Through July, 1,390 tornadoes were officially recorded in the first seven months of a year — the most ever. The annual record for tornadoes in the USA is 1,817, set in 2004.

“This year, every month has been above average for tornadoes,” says Greg Forbes, of the Weather Channel.

“The 123 deaths so far this year are the second most in the Doppler-radar era, behind only 1998, when tornadoes killed 130,” Forbes says. He adds that the widespread use of Doppler radar to help predict tornadoes and protect lives began in the early 1990s. “We’d have to go back to 1974, the year of the Super Tornado Outbreak, to have a deadlier year.”

Official numbers from the weather service’s Storm Prediction Center since Aug. 1 aren’t available yet, but preliminary reports for the period since then show as many as 300 tornadoes could be added. On top of that, October and November are usually very active for tornadoes, what’s known as the nation’s “second tornado season” after the main season in spring.

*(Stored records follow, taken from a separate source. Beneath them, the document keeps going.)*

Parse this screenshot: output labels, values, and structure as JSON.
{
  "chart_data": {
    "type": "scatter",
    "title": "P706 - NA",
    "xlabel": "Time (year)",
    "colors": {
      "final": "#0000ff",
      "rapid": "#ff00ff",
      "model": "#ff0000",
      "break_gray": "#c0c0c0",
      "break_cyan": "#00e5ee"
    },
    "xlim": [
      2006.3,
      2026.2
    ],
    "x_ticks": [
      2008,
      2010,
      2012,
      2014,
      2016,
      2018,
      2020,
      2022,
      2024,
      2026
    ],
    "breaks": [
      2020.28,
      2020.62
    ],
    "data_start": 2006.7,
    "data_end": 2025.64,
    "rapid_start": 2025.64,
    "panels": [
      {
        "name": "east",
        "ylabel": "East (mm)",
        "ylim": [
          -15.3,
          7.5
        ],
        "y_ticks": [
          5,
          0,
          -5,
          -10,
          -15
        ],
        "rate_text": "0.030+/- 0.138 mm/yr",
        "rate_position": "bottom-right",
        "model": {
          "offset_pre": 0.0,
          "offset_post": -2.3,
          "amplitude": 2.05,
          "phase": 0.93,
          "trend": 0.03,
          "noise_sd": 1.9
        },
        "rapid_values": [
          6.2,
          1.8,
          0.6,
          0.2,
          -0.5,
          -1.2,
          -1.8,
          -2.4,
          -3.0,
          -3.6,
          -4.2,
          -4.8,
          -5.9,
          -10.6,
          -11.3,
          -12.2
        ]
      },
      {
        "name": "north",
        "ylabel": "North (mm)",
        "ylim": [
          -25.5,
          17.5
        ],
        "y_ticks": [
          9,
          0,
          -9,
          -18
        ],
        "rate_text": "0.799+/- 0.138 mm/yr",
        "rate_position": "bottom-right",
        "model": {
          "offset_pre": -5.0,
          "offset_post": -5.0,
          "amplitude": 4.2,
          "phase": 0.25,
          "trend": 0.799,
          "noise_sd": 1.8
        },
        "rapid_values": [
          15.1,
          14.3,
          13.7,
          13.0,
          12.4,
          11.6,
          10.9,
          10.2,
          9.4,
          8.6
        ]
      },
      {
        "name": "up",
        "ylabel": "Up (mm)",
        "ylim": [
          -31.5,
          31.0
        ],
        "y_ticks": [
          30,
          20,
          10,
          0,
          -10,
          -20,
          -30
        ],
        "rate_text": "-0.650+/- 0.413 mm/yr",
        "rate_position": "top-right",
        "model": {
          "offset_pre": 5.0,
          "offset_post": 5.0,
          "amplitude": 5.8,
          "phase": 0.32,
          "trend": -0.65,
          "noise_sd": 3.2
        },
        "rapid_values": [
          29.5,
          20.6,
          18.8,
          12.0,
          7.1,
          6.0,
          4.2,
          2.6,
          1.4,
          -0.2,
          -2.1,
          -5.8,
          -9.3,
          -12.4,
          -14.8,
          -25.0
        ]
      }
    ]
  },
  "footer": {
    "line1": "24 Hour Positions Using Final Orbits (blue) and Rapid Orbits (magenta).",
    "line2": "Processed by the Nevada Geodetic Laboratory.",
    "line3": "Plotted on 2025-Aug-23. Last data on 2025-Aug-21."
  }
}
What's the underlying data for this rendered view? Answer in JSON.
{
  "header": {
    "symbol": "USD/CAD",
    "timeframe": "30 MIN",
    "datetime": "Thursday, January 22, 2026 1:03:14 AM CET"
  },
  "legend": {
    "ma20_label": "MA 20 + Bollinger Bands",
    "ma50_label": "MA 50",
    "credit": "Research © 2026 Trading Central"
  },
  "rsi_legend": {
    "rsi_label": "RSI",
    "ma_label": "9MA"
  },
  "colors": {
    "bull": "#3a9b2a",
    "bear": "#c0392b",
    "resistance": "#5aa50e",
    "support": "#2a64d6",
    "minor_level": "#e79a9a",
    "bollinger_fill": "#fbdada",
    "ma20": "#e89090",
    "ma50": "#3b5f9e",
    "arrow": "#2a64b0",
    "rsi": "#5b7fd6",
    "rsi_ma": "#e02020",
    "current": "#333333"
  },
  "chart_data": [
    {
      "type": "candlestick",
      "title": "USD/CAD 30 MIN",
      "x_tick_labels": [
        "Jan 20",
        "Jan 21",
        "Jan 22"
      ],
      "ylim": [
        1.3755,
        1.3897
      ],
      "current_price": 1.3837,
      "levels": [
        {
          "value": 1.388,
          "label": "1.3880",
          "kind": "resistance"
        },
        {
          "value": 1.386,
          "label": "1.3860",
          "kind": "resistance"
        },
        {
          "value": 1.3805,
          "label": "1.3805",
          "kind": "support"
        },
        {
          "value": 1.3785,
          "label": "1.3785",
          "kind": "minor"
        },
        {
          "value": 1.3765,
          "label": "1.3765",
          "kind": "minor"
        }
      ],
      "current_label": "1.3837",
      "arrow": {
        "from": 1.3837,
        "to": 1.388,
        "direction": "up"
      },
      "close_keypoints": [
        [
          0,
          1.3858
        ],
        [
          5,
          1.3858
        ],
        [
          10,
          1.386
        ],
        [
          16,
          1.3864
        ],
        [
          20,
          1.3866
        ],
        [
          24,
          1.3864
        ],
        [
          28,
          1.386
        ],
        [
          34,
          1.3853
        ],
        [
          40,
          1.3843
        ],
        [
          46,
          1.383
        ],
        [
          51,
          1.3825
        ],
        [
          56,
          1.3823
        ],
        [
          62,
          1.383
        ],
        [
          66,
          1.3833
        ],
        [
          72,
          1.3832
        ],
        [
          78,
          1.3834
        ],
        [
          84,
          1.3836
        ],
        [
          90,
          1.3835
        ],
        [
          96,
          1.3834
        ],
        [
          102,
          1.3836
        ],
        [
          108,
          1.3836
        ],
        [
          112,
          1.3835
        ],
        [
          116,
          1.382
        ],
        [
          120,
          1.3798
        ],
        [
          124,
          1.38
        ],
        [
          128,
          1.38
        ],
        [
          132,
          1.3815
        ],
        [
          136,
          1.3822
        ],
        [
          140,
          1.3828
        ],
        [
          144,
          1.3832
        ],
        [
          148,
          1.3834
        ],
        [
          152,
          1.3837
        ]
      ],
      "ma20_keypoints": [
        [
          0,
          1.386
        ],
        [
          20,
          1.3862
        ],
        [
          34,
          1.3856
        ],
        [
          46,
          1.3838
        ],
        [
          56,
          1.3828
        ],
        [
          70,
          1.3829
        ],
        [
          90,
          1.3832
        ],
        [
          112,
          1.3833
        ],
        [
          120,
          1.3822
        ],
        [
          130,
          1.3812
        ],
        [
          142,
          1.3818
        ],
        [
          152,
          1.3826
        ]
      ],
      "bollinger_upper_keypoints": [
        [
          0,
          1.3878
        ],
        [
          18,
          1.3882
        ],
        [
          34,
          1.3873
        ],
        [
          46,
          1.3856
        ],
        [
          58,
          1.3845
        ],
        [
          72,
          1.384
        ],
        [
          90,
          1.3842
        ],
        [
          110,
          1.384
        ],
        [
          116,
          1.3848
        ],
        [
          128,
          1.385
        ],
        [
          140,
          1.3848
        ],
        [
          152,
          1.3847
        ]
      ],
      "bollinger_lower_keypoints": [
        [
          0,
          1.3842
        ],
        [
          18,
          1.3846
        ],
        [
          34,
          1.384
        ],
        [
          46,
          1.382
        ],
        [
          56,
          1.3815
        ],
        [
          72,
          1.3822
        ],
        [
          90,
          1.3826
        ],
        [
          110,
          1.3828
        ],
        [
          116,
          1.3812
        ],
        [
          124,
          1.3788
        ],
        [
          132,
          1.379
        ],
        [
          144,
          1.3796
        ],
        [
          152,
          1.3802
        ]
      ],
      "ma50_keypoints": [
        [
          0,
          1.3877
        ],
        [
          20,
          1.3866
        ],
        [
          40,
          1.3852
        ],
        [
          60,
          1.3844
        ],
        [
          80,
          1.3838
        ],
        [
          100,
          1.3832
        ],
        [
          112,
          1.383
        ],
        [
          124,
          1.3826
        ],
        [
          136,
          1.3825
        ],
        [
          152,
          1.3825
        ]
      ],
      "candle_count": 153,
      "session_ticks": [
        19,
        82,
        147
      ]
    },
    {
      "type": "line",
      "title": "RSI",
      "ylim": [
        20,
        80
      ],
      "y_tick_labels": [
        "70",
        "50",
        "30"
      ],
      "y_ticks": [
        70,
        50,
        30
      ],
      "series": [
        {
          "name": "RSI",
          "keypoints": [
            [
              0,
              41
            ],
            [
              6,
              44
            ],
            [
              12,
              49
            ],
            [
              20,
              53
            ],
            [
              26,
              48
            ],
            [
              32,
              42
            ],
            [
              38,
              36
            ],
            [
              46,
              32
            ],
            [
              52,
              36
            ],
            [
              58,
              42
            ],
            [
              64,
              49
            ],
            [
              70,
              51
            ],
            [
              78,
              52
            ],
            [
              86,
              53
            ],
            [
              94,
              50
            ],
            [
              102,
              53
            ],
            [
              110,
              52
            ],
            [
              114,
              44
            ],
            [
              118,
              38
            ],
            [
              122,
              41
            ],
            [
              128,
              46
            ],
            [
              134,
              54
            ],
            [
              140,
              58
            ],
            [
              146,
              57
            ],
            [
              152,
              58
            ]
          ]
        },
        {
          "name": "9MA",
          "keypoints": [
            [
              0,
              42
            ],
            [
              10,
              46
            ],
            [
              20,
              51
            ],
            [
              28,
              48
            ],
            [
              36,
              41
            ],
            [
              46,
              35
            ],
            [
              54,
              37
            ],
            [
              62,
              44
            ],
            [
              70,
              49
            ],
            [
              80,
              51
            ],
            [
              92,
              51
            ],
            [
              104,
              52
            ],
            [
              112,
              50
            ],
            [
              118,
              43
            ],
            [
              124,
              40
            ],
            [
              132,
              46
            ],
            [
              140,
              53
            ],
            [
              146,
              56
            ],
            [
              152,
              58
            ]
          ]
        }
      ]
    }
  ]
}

“We tend to see a peak in the central Plains and Midwest in October, and the Southeast USA in November,” says meteorologist Gregory Carbin at the Storm Prediction Center in Norman, Okla. This month, the center says there have been 17 preliminary reports of tornadoes. Preliminary reports must be checked for duplication.

The number of tornadoes this year already is well above the 1,270 tornadoes the nation normally sees in a year, according to the National Weather Service.

“2008 will compete with 2004 as far as total numbers for the year,” Carbin says. “There’s a good chance that 2008 will see the greatest number of observed tornadoes on record.”

February saw 148 tornadoes, by far a record; the February average is 28, Forbes says. May’s 460 tornadoes made it the third most active May on record.